Is your team making bad decisions based on bad data? Beyond the obvious danger of making misguided operational decisions, the erosion of trust from even perceived small discrepancies in data can damage executive buy-in and confidence in future endeavors. Poor data quality is also believed to cost organizations an average of $15 million per year in losses, according to Gartner Research. When the data isn't trusted, individuals often seek their own paths for uncovering the "right answers" either on their own or through the development of shadow data and analytics operations. Those paths create sprawl of data and inconsistent data patterns, almost ensuring multiple versions of the data will exist and will result in different versions of the truth.
So, if your data can't be trusted, it's better to not have any data at all, right?
A lack of data often leads to more cautious decision making - at least you know you don't have all the facts.

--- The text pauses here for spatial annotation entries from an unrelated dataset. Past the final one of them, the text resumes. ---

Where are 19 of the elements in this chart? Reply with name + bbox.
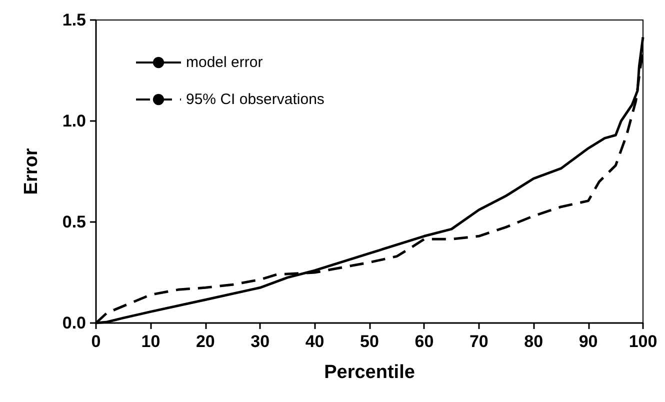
x-tick-label: 20 — [196, 332, 215, 351]
x-tick-label: 70 — [469, 332, 488, 351]
x-tick-label: 30 — [250, 332, 270, 351]
x-axis-title: Percentile — [324, 362, 415, 383]
y-tick-label: 0.0 — [62, 314, 86, 332]
legend-label: model error — [186, 54, 263, 71]
x-tick-label: 60 — [414, 332, 434, 351]
x-tick-label: 0 — [91, 332, 101, 351]
x-tick-label: 40 — [305, 332, 324, 351]
x-tick-label: 10 — [141, 332, 160, 351]
y-axis-title: Error — [21, 148, 42, 195]
y-tick-label: 0.5 — [62, 212, 86, 232]
x-tick-label: 50 — [360, 332, 379, 351]
x-tick-label: 100 — [628, 332, 658, 351]
y-tick-label: 1.5 — [62, 10, 86, 30]
x-tick-label: 90 — [578, 332, 598, 351]
legend-label: 95% CI observations — [186, 91, 324, 108]
x-tick-label: 80 — [524, 332, 544, 351]
y-tick-label: 1.0 — [62, 112, 86, 130]
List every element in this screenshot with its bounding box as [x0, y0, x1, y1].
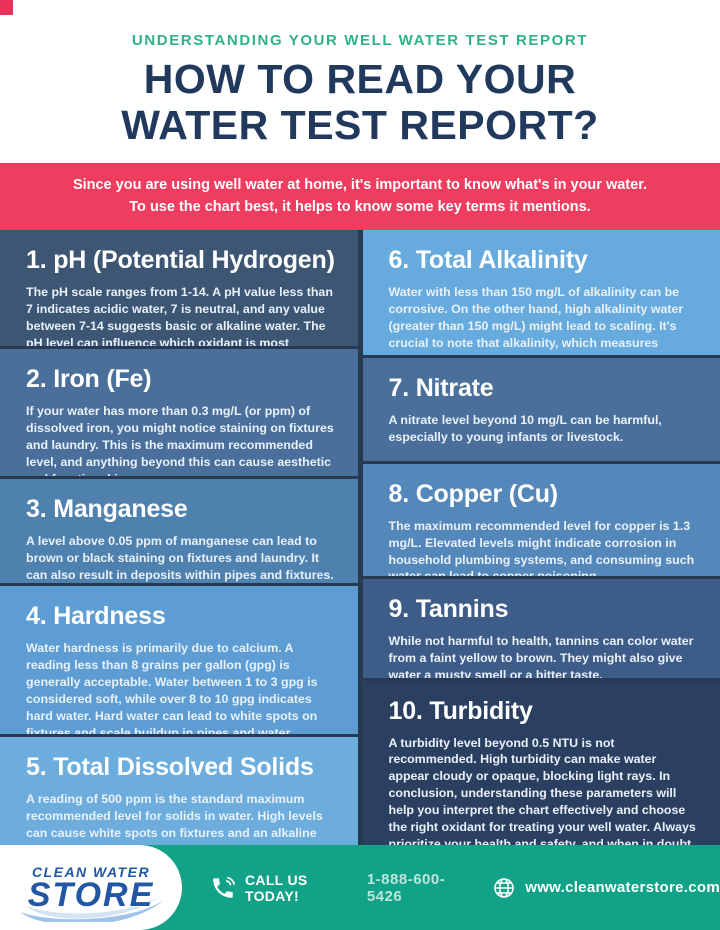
section-body: A nitrate level beyond 10 mg/L can be ha…: [388, 413, 662, 445]
section-copper: 8. Copper (Cu) The maximum recommended l…: [362, 463, 720, 577]
logo-text-store: STORE: [27, 876, 155, 915]
page-title: HOW TO READ YOUR WATER TEST REPORT?: [0, 56, 720, 149]
section-total-alkalinity: 6. Total Alkalinity Water with less than…: [362, 230, 720, 356]
section-turbidity: 10. Turbidity A turbidity level beyond 0…: [362, 680, 720, 845]
intro-banner-line2: To use the chart best, it helps to know …: [129, 198, 591, 215]
section-body: Water with less than 150 mg/L of alkalin…: [388, 285, 696, 355]
section-title: 1. pH (Potential Hydrogen): [26, 246, 335, 274]
section-tannins: 9. Tannins While not harmful to health, …: [362, 579, 720, 678]
section-body: If your water has more than 0.3 mg/L (or…: [26, 403, 334, 476]
section-title: 4. Hardness: [26, 602, 166, 631]
logo-swoosh-icon: [20, 896, 164, 922]
section-title: 9. Tannins: [388, 595, 509, 624]
page-title-line2: WATER TEST REPORT?: [121, 101, 599, 148]
eyebrow-text: UNDERSTANDING YOUR WELL WATER TEST REPOR…: [131, 32, 589, 49]
page-title-line1: HOW TO READ YOUR: [143, 56, 577, 102]
header: UNDERSTANDING YOUR WELL WATER TEST REPOR…: [0, 0, 720, 163]
section-title: 3. Manganese: [26, 495, 188, 524]
terms-grid: 1. pH (Potential Hydrogen) The pH scale …: [0, 230, 720, 845]
section-title: 10. Turbidity: [388, 696, 533, 725]
section-hardness: 4. Hardness Water hardness is primarily …: [0, 586, 358, 735]
call-us-label: CALL US TODAY!: [245, 871, 308, 904]
intro-banner-line1: Since you are using well water at home, …: [72, 176, 648, 193]
section-manganese: 3. Manganese A level above 0.05 ppm of m…: [0, 479, 358, 584]
section-title: 7. Nitrate: [388, 374, 494, 403]
section-title: 6. Total Alkalinity: [388, 246, 588, 274]
section-body: Water hardness is primarily due to calci…: [26, 641, 318, 735]
section-body: A reading of 500 ppm is the standard max…: [26, 792, 323, 845]
globe-icon: [492, 876, 516, 900]
section-body: The maximum recommended level for copper…: [388, 518, 695, 577]
section-body: The pH scale ranges from 1-14. A pH valu…: [26, 285, 333, 346]
intro-banner: Since you are using well water at home, …: [0, 163, 720, 230]
section-title: 5. Total Dissolved Solids: [26, 753, 314, 782]
section-body: While not harmful to health, tannins can…: [388, 634, 694, 678]
section-body: A turbidity level beyond 0.5 NTU is not …: [388, 735, 696, 845]
section-iron: 2. Iron (Fe) If your water has more than…: [0, 348, 358, 477]
right-column: 6. Total Alkalinity Water with less than…: [362, 230, 720, 845]
section-total-dissolved-solids: 5. Total Dissolved Solids A reading of 5…: [0, 737, 358, 845]
section-ph: 1. pH (Potential Hydrogen) The pH scale …: [0, 230, 358, 346]
phone-icon: [210, 875, 236, 901]
corner-accent-mark: [0, 0, 13, 15]
phone-number: 1-888-600-5426: [366, 870, 446, 905]
website-url: www.cleanwaterstore.com: [525, 879, 720, 896]
section-body: A level above 0.05 ppm of manganese can …: [26, 534, 334, 583]
section-title: 2. Iron (Fe): [26, 364, 152, 393]
footer-contact: CALL US TODAY! 1-888-600-5426 www.cleanw…: [210, 871, 720, 905]
section-title: 8. Copper (Cu): [388, 479, 559, 508]
logo-text-clean-water: CLEAN WATER: [31, 864, 151, 881]
left-column: 1. pH (Potential Hydrogen) The pH scale …: [0, 230, 358, 845]
company-logo: CLEAN WATER STORE: [0, 845, 182, 930]
footer: CLEAN WATER STORE CALL US TODAY! 1-888-6…: [0, 845, 720, 930]
section-nitrate: 7. Nitrate A nitrate level beyond 10 mg/…: [362, 358, 720, 461]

With bad data, it is easy to have false confidence in wrong decisions. The good news is, there are straightforward things you can do to avoid the pitfalls of the wrong data and build trust in your data and data process. The solution lies in the ability to meet deliverables with predictable quality in an easy to interpret manner on a reliable time schedule. To do this, I recommend following four main tenants of your data process.
Ensure Data Consumers Are Part of the ProcessIt is critical to include the consumers of your data when developing the vision and a pragmatic plan for what data you will be surfacing. Communicate what metrics are being delivered and how they are formulated. Understand what insights they need to be successful and allow them to be a part of prioritization and the backlog. Customizing the system to the needs of your users ensures relevancy, creates excitement, and enables you to control expectations from the beginning. The result is a partnership that strengthens trust in the data supported by more consistent and open communication, a sense of ownership, and a feedback loop for future phases.
Don't Neglect Your FoundationThe foundation of your data is where bad data can start. If this is done wrong, or not at all, it continuously creates challenges for accurate data. There is no doubt that flashy data delivery products or the promise of an easy button is attractive for data delivery but neglecting a proper plan and a foundation of correct and repeatable data quality will negate even the coolest delivery channels. This does not mean that a cutting-edge tool or process is not for you, it means that is should be considered along with the complete picture of your needs and data landscape. Balancing a flashy delivery of data with a solid foundation meets two needs. However, it is important to build confidence in the data itself, not the delivery tool. It may take a little longer to initially start publicizing your data, but when you do, it is on a foundation that you trust and is correct.
Be Honest About Your Team's Abilities and Core Understanding of the DataWhen embarking on a new data process or initiative, don't assume skills that do not yet exist on your team will quickly exist or be easily learned - whether that is using a specific technology or the ability to quickly assimilate the true meaning of the data. It is important to not over commit on what can be delivered based on current skills as this creates contention among the data team and the business users. Instead, create smaller deliverables up front, potentially with shorter time frames, to analyze, wireframe, and document future desired capabilities. This is not a Waterfall approach, nor does it negate an Agile approach; instead, it helps set the roadmap for an Agile approach. Once your team's capabilities and velocity are understood, you can augment the team with additional resources or additional scope to balance ability with need. Failing to do this often results in data being released prematurely and earning a reputation of bad data.
Clearly Communicate the Good, Bad, and Ugly about Your DataConsumers of data assume a level of validity and scope behind delivered data. Once their assumptions are found to be untrue, the data becomes suspect and it is a stigma that is often long lived. Communication is key to avoiding this trap. If data is limited to time, organizational hierarchy, geography or other dimensions, you should simply include an indicator that identifies the scope of the data within your report or dashboard. To avoid data being misinterpreted, metrics should have clearly outlined formulas, even if an agreement has not yet been reached on the final formula. Finally, data that is not yet validated but is included in delivery due to error, incomplete information, or prototyping should be indicated as such. Color coding data at a report level to show that it is known to be under review or certifying data sets that are valid builds credibility with consumers.
These four tenants are not by any means an exhaustive list of successful data processes. Starting with these four, and having them work together, will help to build trust. Back to my statement about no data being better than bad data - don't get me wrong, I want as much data as quickly as possible, but I want that data to be valid, trusted, and actionable. Don't let bad data hurt your organization's ability to make decisions or force your users to find other ways to get information they need. Building a strong foundation and emphasizing honest two-way communications not only builds trust but will allow for growth and quickly pivoting to new initiatives as needed.